I started experimenting with solutions that allow the exploitation of large areas of land

Will the deserts of the UAE become a center for future agriculture?

The challenges of the "Covid-19" pandemic demonstrated the importance of the "National Strategy for Food Security 2051" that the country launched in 2018. From the source

Population growth, diminishing and limited resources, and the exacerbation of climate change raise the issue of food security to all governments of the world. In 2018, about 820 million people worldwide suffered from hunger, and this problem continues to worsen year after year. By the year 2050, the world population will increase by two billion, bringing the total number of people in need of food to 9.7 billion, and then in 2100 it will reach 11 billion, and we must find ways to cultivate and produce food more efficiently.

It is known that most of the Arab countries' lands are arid and suffer from scarcity of water. Therefore, they depend on imported food to meet their food needs. For example, the UAE imports from 80 to 90% of its total food, and the challenges of the recent "Covid-19" pandemic demonstrated the importance of the "National Food Security Strategy 2051", which the country launched in 2018. Globally, scientists and farmers are looking for solutions to produce more food. With less water and less land. Indeed, the UAE has begun experimenting with a number of these solutions, which will allow it to exploit vast areas of its desert lands. Some of these solutions have proven their suitability as a future alternative in food production. Here are some of the most promising technologies in this field:

1. Algae production

Scientists in Abu Dhabi are leading the production of desert algae, and they are developing a type of microalgae that could be sustainable animal feed instead of soy. Scientists in Abu Dhabi are also looking into the possibility of producing large algae - meaning seaweed - under the same conditions, which are among the most popular foods in Asia. It is worth noting that algae can grow in dry, salty, or low-nutrient lands, without the need for fresh water, and has three times more protein than beef. Its production can greatly reduce the need for conventional agriculture.

2. Artificial meat

Laboratory meat is sometimes referred to as cultured meat, which is meat that is made with vegetable products, without using any animals. It is not available in the global market yet, but many companies are working on its research and development, hoping that it will greatly reduce the need for intensive agriculture and levels of carbon dioxide. The value of this field's funds amounted to about $ 140 million (most of which is in the United States), with the increase in demand for non-meat products, as customers become more aware of their environmental footprint, and the UAE deserts are expanding to establish facilities for growing these meat in the future.

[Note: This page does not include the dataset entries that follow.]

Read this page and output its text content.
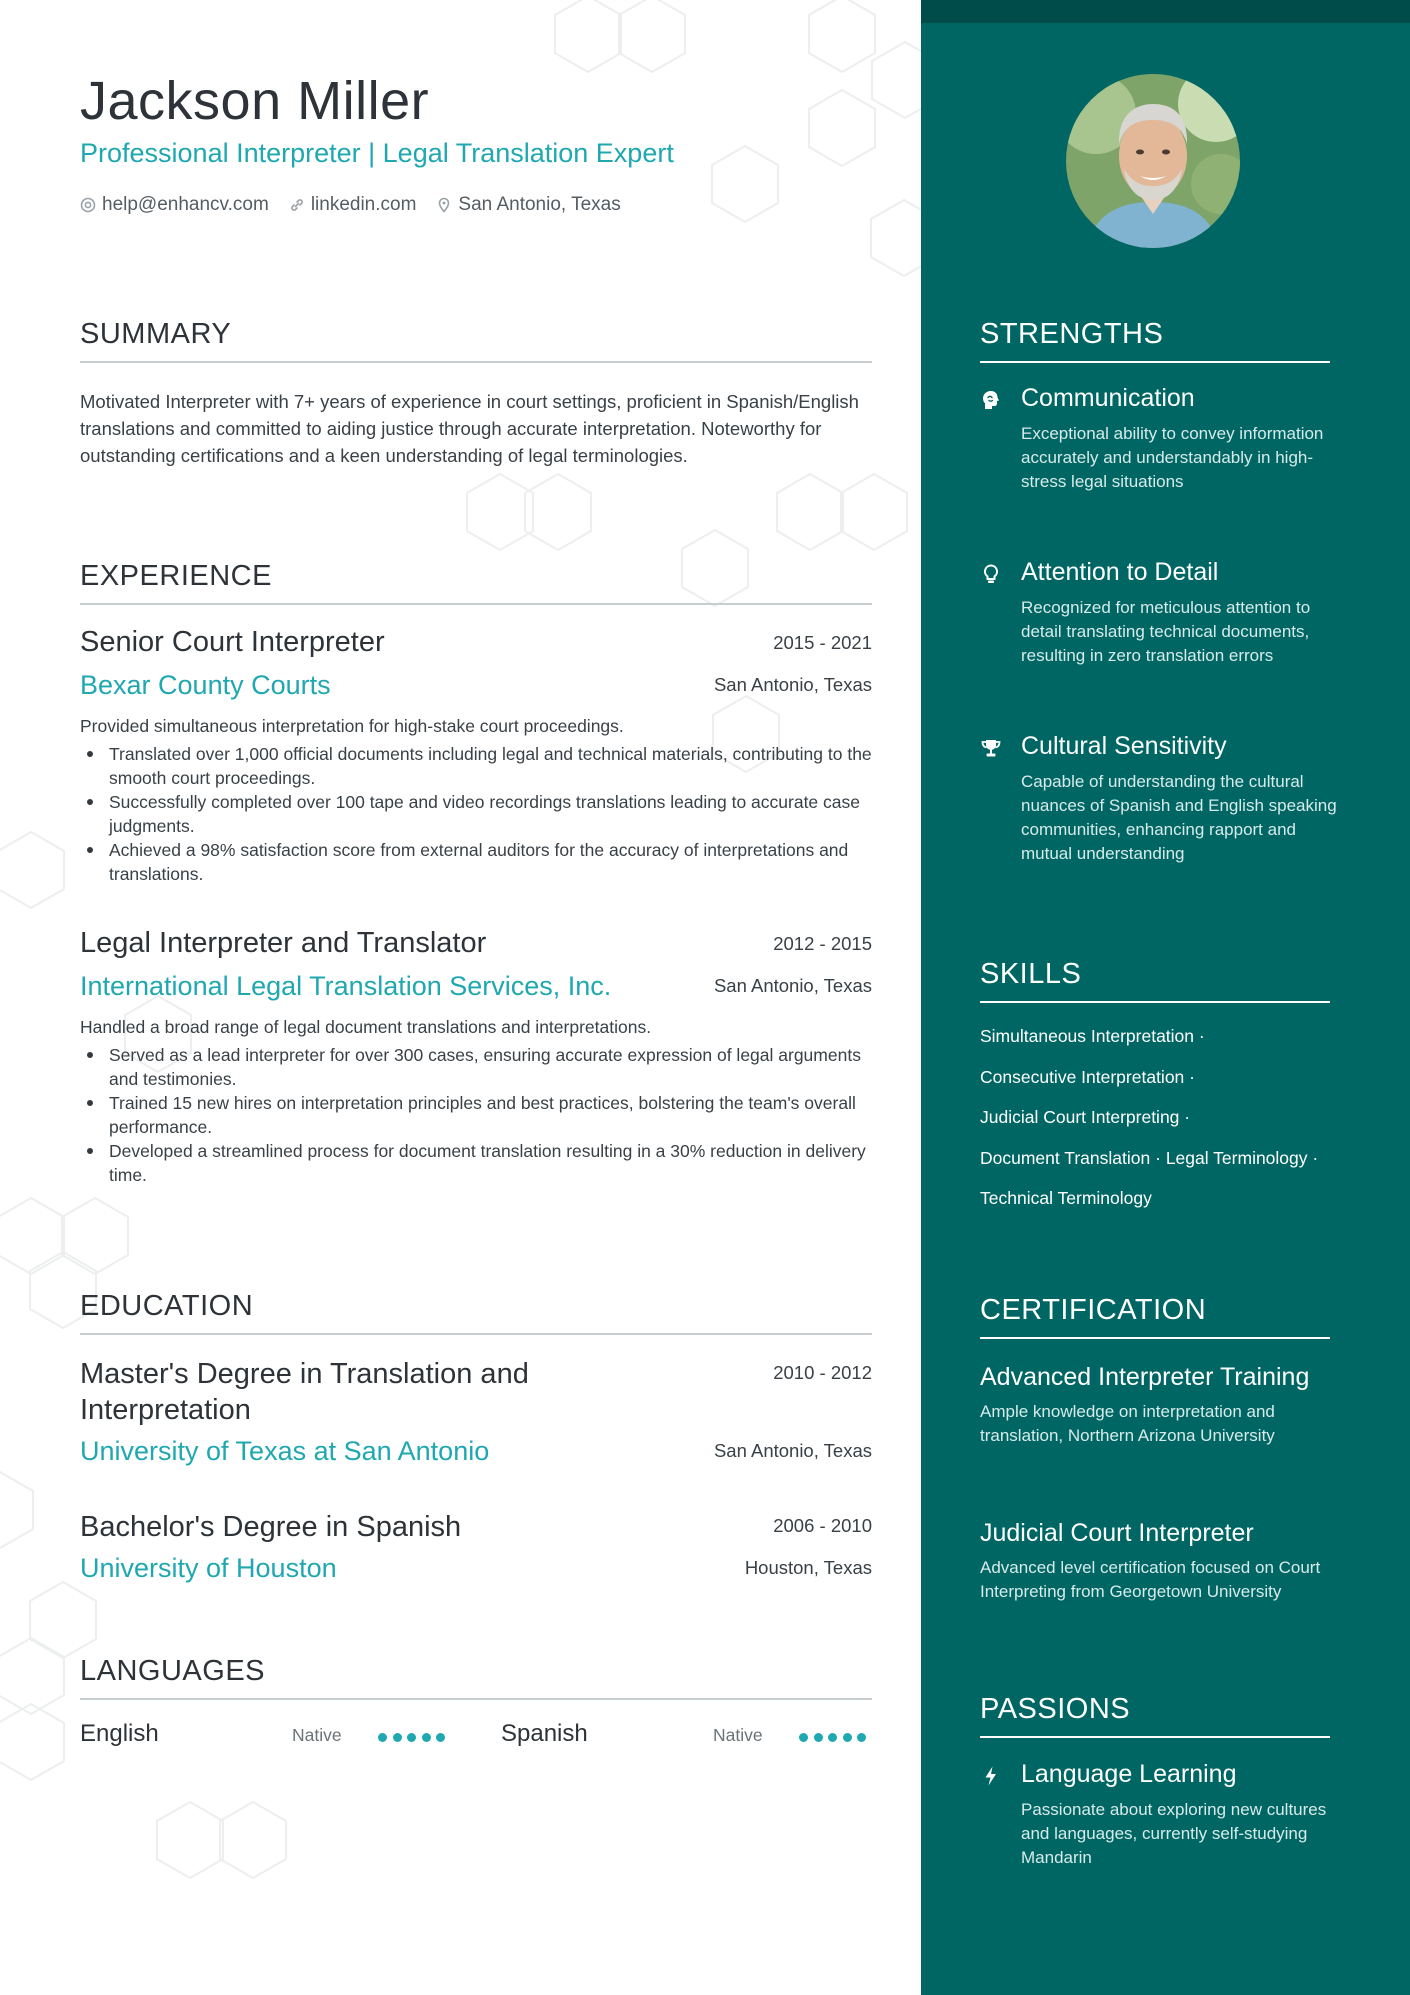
Jackson Miller
Professional Interpreter | Legal Translation Expert
help@enhancv.com linkedin.com San Antonio, Texas
SUMMARY

Motivated Interpreter with 7+ years of experience in court settings, proficient in Spanish/English translations and committed to aiding justice through accurate interpretation. Noteworthy for outstanding certifications and a keen understanding of legal terminologies.

EXPERIENCE
Senior Court Interpreter	2015 - 2021
Bexar County Courts	San Antonio, Texas
Provided simultaneous interpretation for high-stake court proceedings.
Translated over 1,000 official documents including legal and technical materials, contributing to the smooth court proceedings.
Successfully completed over 100 tape and video recordings translations leading to accurate case judgments.
Achieved a 98% satisfaction score from external auditors for the accuracy of interpretations and translations.
Legal Interpreter and Translator	2012 - 2015
International Legal Translation Services, Inc.	San Antonio, Texas
Handled a broad range of legal document translations and interpretations.
Served as a lead interpreter for over 300 cases, ensuring accurate expression of legal arguments and testimonies.
Trained 15 new hires on interpretation principles and best practices, bolstering the team's overall performance.
Developed a streamlined process for document translation resulting in a 30% reduction in delivery time.
EDUCATION
Master's Degree in Translation and Interpretation
2010 - 2012
University of Texas at San Antonio	San Antonio, Texas
Bachelor's Degree in Spanish	2006 - 2010
University of Houston	Houston, Texas
LANGUAGES
English	Native	Spanish	Native
STRENGTHS
Communication
Exceptional ability to convey information accurately and understandably in high-stress legal situations
Attention to Detail
Recognized for meticulous attention to detail translating technical documents, resulting in zero translation errors
Cultural Sensitivity
Capable of understanding the cultural nuances of Spanish and English speaking communities, enhancing rapport and mutual understanding
SKILLS
Simultaneous Interpretation ·
Consecutive Interpretation ·
Judicial Court Interpreting ·
Document Translation · Legal Terminology ·
Technical Terminology
CERTIFICATION
Advanced Interpreter Training
Ample knowledge on interpretation and translation, Northern Arizona University
Judicial Court Interpreter
Advanced level certification focused on Court Interpreting from Georgetown University
PASSIONS
Language Learning
Passionate about exploring new cultures and languages, currently self-studying Mandarin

3. Agricultural greenhouses

In the UAE already desert greenhouses, and companies including the Pure Harvest Company, which was founded in 2016, produces two tons of tomatoes per day on one hectare. These greenhouses rely on a combination of hydroponics, mechanical and evaporative cooling systems that convert moisture into water and control the climate, producing fresh vegetables and fruits throughout the year in nutrient baths instead of soil, with about 95% of the wastewater being recycled. . It is also expected that desert greenhouses will be energy efficient, if combined with renewable energy - such as solar and wind energy - and desalinated water.In 2019, a Chinese program, in cooperation with the Wuhan Haidao International Company, succeeded in diverting about 3.6 hectares of arid desert The proximity of the suburbs of Dubai to green rice fields, and the productivity of rice in the salty lands of the Dubai desert reached 9.4 metric tons per hectare, which is a record in rice production, and the company is working under a 10-year cooperation plan to expand experimental farms and encourage commercial adoption in All over the UAE, and since March 2020, a team from the "Desert Control" company in Dubai has been working on an experiment to grow watermelons and squash in a desert plot of land near the city.

4. Breeding insects

It is true that there is no high demand for eating insects in the West, but humans have eaten them for thousands of years, and they have been eaten by the customs of many Asian towns. In fact, the United Nations stated that 20% of people eat them. It is a healthy alternative to meat, because it is rich in protein, healthy fats, calcium, iron and zinc, of which about 1,900 types are edible; On top of that, livestock emit less greenhouse gases, and require smaller areas, so raising them is more environmentally friendly. Crickets, for example, are rich in protein, and they require six times less food than cows, and are suitable for breeding with organic waste. They can be reared internally throughout the year; And soon after the European Union authorizes its consumption, its market will grow in the coming years, with its value expected to exceed $ 710 million by 2024.

5 - Food production facilities with advanced technologies

Sustainable closed facilities dedicated to producing high-productivity food represent a future solution to obtain high-value foods, such as: fish and fresh leafy vegetables. These facilities rely on advanced technologies to create a controlled environment for food production. For example, Fish Farm in the Jebel Ali area in Dubai produces 3000 tons of fish annually, and the smart "Badia" farm in Dubai produces leafy plants of lettuce, cabbage and basil, using vertical hydroponics technology under pink rays, without the need for sunlight, or A lot of water. The farm recycles 90% of the water it uses, and produces hundreds of kilograms annually, in order to cover the needs of the local market.

By 2050, the world’s population will increase by 2 billion, bringing the total number of people in need of food to 9.7 billion.